Nelson Rodrigues tem uma frase primorosa e que bem
representa nossas circunstâncias: “O subdesenvolvimento é uma obra de séculos.”
Diante das variações de previsão do PIB para este ano, projetado inicialmente
para algo superior a 5%, e que nos chega agora próximo de 1,5%, são muitas as
causas concretas para esse debacle, e, dentre outras, está a enorme dificuldade
do convívio dos sistemas produtivo, financeiro e mercantil com a nossa caótica
realidade tributária. O desestímulo e a falta de previsibilidade são as suas
marcas.
A dificuldade que persiste para iniciar empreendimentos,
assegurar a continuidade de investimentos e a completa ausência de
previsibilidade sobre regras e condutas administrativas tributárias, em
conjunto, repercutem fortemente sobre a economia. Perdemos espaço na ordem
mundial por falta de uma reforma desse sistema deteriorado, pela incompetência
generalizada em oferecer estabilidade na aplicação do Direito existente, além
de confiabilidade, simplificação e previsibilidade para o futuro da carga
tributária, dos regimes de estímulos e dos controles existentes. Nesse
particular, os estados, com seus desastrosos sistemas de ICMS, são verdadeiros
algozes do nosso desenvolvimento.
Assim, a insegurança jurídica coopera com a obra magnífica de
não se acompanhar o desenvolvimento econômico que se projeta. Ademais, no
Brasil, os “fins” (arrecadação a qualquer custo) justificam os “meios” (com
adoção de qualquer procedimento, qualquer argumento, qualquer forma). E o mais
representativo desse estado de coisas encontra-se nos modelos estaduais de
multas excessivas, tanto no quantitativo quanto nos motivos para sua cobrança.

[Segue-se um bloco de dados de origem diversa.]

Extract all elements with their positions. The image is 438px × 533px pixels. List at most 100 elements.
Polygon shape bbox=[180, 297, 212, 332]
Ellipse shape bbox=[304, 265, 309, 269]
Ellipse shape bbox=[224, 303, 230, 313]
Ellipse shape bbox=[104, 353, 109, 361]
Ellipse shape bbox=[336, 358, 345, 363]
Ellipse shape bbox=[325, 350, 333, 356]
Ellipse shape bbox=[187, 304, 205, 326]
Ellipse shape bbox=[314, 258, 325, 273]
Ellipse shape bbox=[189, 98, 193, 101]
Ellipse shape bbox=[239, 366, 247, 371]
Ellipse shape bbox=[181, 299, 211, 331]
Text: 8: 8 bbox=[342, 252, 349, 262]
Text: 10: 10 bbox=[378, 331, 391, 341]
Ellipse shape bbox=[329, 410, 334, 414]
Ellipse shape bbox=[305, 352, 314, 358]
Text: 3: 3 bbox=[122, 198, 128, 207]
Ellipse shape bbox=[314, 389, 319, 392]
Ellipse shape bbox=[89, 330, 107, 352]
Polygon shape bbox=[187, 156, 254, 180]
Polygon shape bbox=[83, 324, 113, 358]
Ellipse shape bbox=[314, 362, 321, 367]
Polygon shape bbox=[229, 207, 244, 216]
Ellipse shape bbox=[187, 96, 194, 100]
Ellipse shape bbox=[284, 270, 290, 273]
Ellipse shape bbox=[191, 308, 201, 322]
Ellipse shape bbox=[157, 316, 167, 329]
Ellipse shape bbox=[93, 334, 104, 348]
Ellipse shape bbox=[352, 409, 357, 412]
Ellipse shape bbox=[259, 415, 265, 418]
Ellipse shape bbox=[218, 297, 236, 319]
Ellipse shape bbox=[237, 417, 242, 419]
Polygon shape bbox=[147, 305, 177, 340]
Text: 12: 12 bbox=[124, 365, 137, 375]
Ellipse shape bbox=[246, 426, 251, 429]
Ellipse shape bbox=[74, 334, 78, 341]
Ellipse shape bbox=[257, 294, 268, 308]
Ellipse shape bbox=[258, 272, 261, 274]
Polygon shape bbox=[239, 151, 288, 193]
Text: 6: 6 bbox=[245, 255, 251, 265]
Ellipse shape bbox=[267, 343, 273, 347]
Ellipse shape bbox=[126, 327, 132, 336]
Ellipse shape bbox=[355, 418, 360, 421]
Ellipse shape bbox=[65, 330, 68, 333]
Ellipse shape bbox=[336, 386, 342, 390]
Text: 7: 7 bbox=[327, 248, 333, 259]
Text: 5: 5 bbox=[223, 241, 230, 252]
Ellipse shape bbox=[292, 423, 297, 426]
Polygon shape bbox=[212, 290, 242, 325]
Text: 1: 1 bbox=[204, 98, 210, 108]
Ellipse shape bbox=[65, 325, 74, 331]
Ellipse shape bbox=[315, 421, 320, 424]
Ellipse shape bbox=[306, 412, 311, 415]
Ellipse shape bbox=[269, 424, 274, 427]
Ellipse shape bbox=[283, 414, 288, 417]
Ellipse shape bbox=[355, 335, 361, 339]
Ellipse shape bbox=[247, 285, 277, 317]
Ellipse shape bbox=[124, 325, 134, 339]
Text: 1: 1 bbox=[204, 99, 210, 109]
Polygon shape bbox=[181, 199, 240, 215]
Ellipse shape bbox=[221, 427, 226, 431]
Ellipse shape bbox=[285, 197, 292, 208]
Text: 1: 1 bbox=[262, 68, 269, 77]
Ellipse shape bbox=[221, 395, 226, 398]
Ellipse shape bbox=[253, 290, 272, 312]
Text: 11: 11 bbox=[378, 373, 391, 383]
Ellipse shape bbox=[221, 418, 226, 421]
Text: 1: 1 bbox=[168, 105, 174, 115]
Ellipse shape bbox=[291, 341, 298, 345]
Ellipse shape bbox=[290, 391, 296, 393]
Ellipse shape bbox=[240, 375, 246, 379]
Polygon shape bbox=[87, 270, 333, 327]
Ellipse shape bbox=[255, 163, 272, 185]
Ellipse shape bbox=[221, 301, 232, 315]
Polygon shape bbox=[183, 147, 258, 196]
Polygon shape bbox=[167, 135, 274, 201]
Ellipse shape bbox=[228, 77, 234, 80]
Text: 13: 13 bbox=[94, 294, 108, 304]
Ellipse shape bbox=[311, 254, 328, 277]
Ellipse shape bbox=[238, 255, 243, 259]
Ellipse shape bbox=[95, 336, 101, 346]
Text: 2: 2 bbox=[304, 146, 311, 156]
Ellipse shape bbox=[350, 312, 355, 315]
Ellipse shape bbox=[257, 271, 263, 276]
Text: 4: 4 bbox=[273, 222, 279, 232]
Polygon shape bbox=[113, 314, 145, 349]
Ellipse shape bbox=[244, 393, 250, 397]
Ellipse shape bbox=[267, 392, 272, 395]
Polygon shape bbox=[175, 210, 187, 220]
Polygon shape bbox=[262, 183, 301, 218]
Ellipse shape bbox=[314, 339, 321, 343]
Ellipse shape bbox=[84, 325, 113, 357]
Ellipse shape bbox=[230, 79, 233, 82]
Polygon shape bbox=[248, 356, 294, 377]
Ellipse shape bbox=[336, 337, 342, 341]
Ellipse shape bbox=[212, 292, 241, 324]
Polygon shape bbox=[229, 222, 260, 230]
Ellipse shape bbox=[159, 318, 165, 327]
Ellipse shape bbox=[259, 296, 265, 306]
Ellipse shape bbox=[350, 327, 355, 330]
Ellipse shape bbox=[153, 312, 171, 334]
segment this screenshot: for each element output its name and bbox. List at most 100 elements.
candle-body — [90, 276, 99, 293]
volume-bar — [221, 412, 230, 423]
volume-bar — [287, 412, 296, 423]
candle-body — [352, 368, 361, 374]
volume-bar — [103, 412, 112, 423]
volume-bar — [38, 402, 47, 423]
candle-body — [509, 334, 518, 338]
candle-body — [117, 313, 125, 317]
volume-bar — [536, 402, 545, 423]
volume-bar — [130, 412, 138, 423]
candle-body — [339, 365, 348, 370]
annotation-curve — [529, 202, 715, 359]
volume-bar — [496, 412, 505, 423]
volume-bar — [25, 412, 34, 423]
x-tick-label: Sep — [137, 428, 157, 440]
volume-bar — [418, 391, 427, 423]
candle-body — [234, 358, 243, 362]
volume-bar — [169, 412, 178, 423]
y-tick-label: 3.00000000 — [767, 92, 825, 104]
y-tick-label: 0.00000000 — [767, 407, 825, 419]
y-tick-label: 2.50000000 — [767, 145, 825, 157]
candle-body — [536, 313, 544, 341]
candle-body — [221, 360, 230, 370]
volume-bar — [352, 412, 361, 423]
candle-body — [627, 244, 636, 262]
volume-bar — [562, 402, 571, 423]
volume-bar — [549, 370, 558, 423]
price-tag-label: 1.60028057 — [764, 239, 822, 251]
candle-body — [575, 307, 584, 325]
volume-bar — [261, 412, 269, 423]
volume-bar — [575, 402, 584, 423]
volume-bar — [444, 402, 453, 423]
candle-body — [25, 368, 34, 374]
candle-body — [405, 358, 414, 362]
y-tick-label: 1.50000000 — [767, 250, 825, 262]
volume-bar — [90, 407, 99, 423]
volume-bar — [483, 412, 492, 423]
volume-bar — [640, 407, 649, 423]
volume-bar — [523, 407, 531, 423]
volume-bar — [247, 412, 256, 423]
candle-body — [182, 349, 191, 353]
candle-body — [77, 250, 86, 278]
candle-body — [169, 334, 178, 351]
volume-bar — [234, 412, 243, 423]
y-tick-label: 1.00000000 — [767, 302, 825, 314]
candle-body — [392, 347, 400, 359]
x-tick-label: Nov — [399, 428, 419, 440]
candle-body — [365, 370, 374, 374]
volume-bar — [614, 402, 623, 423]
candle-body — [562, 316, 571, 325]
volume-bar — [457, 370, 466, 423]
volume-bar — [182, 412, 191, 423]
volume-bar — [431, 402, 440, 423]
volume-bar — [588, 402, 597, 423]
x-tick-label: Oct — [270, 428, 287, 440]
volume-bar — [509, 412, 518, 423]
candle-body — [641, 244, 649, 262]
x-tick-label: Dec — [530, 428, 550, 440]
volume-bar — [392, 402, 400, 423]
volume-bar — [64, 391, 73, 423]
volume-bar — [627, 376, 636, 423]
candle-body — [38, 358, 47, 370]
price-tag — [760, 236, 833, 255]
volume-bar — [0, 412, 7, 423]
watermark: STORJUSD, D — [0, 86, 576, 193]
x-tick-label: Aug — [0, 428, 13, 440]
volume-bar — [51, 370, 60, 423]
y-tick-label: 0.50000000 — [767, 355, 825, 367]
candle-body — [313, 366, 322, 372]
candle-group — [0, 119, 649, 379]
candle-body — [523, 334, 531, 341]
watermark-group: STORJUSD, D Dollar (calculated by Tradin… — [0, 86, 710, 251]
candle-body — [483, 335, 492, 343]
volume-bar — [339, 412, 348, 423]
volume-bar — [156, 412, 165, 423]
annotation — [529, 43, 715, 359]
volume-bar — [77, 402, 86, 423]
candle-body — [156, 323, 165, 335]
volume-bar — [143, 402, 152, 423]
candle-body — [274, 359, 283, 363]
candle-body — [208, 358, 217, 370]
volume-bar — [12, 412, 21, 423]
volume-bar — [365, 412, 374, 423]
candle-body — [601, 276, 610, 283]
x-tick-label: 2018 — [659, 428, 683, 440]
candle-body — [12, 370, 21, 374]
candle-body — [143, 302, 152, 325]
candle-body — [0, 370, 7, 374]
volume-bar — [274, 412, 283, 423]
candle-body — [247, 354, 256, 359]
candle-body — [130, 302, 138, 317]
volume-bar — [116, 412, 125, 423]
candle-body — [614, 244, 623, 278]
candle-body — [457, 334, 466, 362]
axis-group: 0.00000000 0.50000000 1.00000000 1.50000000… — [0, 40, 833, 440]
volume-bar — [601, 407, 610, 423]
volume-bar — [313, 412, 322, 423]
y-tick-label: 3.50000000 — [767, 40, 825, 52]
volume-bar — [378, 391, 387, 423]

Não há razão para tanta gravosidade generalista e desprovida de exame da
conduta dos contribuintes, como a boa fé, o erro escusável ou a falta de
prejuízo ao erário.
Não seria exagero dizer que os estados, hoje, financiam-se
mais com multas desarrazoadas e vergonhosamente excessivas (como aquelas de 80%
ou de 50% sobre o valor da “operação”), juros de mora extorsivos (Selic
adicionada de outros percentuais), créditos não devolvidos e garantias
desmedidas, do que com o próprio tributo. Autuações a qualquer custo, ainda que
descabidas, não importa. Os fins justificam os meios.
Tomemos aqui como demonstração desse modelo desvirtuado algo
que não é exceção, mas regra, do inferno gerado pelas atuações fundadas em
controles sobre inscrição estadual no Sintegra de compradores ou vendedores.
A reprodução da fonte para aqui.